Under those governing values, collaboration is dangerous -- something to be avoided. "If I work in partnership with someone else, the other person may screw up, which would make me part of a losing effort. In a partnership, I am no longer in control. Worse, I may have to be part of all sorts of potentially embarrassing conversations I would love to avoid."

We therefore embrace one of two options: fight, in which we assume total responsibility for the situation; or flight, in which we assume almost no responsibility.

Mr. Martin offers four practical tools that can be applied in the workplace to encourage collaboration and overcome the responsibility virus.

The choice-structuring process, for example, is aimed at teams that don't get full participation because members are afraid of losing in a clash of ideas. The group must frame a choice with at least two options -- to avoid everybody meekly assenting to an option they don't really like. Any option that a member of the group feels is important must be included, so they aren't embarrassed and don't withdraw into an under-responsible, sulking stance.

For each option, the group must specify the conditions that must hold true for the option to be a good choice. Next, group members must determine which of the conditions they are least confident hold true, which allows skeptics free rein and helps the group to understand clearly the impediments to pursuing that option.

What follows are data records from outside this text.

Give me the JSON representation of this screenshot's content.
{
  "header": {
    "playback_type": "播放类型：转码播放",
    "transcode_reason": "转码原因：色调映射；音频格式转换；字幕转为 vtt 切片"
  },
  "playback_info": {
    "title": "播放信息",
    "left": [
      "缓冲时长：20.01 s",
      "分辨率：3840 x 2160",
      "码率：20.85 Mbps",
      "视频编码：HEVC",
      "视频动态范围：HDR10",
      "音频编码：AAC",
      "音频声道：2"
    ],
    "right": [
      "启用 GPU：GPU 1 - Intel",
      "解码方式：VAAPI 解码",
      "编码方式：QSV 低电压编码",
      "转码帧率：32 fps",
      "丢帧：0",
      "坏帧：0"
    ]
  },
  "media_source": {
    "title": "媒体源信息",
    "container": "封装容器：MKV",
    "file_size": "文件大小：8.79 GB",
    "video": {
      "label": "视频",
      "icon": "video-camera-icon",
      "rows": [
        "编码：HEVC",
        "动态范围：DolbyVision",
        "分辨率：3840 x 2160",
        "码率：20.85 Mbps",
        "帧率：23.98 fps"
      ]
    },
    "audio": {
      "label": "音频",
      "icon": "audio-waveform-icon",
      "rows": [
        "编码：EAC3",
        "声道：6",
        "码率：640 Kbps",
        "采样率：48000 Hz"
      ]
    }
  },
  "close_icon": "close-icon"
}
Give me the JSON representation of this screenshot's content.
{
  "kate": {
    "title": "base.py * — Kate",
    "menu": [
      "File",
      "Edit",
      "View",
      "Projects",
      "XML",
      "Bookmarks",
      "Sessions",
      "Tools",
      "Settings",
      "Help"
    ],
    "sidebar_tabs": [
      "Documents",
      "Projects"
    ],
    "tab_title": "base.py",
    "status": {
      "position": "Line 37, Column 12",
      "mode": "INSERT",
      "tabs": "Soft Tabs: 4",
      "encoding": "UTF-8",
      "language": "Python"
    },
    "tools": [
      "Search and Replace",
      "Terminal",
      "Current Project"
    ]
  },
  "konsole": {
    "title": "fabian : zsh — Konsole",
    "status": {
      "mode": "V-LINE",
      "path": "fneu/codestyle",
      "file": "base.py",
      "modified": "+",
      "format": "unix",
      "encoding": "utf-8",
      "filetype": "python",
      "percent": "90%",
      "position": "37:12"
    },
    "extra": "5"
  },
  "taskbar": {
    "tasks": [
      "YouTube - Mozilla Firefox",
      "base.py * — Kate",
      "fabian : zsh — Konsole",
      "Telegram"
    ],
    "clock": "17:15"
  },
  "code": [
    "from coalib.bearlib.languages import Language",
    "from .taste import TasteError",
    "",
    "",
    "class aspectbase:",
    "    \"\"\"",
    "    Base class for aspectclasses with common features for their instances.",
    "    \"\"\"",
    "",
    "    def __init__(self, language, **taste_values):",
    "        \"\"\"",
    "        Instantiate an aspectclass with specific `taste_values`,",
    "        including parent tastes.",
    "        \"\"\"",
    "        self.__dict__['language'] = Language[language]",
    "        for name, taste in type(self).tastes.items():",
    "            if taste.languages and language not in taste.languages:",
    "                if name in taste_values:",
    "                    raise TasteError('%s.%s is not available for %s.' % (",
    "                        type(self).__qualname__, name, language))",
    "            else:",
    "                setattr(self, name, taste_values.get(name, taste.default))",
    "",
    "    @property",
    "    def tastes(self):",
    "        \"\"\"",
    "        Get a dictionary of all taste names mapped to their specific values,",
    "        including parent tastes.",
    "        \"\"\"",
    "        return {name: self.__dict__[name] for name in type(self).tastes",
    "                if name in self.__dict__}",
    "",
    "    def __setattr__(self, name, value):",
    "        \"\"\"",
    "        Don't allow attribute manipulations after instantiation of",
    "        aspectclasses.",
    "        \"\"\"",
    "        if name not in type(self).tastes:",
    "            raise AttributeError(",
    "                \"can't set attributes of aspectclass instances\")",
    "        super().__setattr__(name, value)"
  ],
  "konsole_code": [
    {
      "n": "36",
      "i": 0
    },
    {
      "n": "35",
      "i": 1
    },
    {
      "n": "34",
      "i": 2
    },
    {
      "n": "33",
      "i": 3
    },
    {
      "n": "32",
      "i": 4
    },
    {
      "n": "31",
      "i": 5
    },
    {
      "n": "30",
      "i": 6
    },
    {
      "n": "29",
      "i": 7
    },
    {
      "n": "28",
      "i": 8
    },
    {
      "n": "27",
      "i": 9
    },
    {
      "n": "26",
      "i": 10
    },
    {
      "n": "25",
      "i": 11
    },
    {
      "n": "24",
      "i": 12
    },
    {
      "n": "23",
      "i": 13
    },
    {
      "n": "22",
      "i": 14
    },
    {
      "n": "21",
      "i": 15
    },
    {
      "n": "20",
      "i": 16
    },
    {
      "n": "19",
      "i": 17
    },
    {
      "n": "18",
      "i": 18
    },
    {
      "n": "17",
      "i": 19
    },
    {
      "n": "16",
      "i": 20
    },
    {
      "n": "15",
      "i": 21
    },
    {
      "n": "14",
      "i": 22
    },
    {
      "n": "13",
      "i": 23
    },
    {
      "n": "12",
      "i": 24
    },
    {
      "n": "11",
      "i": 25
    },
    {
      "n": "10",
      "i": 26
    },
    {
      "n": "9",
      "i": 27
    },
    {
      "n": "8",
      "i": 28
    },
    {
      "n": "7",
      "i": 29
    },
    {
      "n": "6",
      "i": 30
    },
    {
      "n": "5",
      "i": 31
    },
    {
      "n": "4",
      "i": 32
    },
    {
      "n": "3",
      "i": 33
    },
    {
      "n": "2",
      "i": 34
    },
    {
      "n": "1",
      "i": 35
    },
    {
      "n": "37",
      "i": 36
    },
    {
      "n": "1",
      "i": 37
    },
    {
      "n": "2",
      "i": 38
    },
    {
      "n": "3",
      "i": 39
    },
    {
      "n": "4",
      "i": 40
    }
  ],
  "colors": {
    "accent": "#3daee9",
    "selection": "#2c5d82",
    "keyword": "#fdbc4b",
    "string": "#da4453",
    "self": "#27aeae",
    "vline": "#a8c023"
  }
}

A test is designed to determine the validity of each option, with the most skeptical person taking the lead role since he or she will have the highest standard of proof. That person then oversees the testing and analysis of that option, to give the group full confidence in the results, with a final choice made when those results are known.

That choice is usually easy, because the criteria have been predetermined and the governing values are not threatened because of the process.

The Responsibility Virus is an incisive and important book. It's easy to read and will offer assistance to all of us who struggle with the responsibility virus at work, at home, or in volunteer-based associations.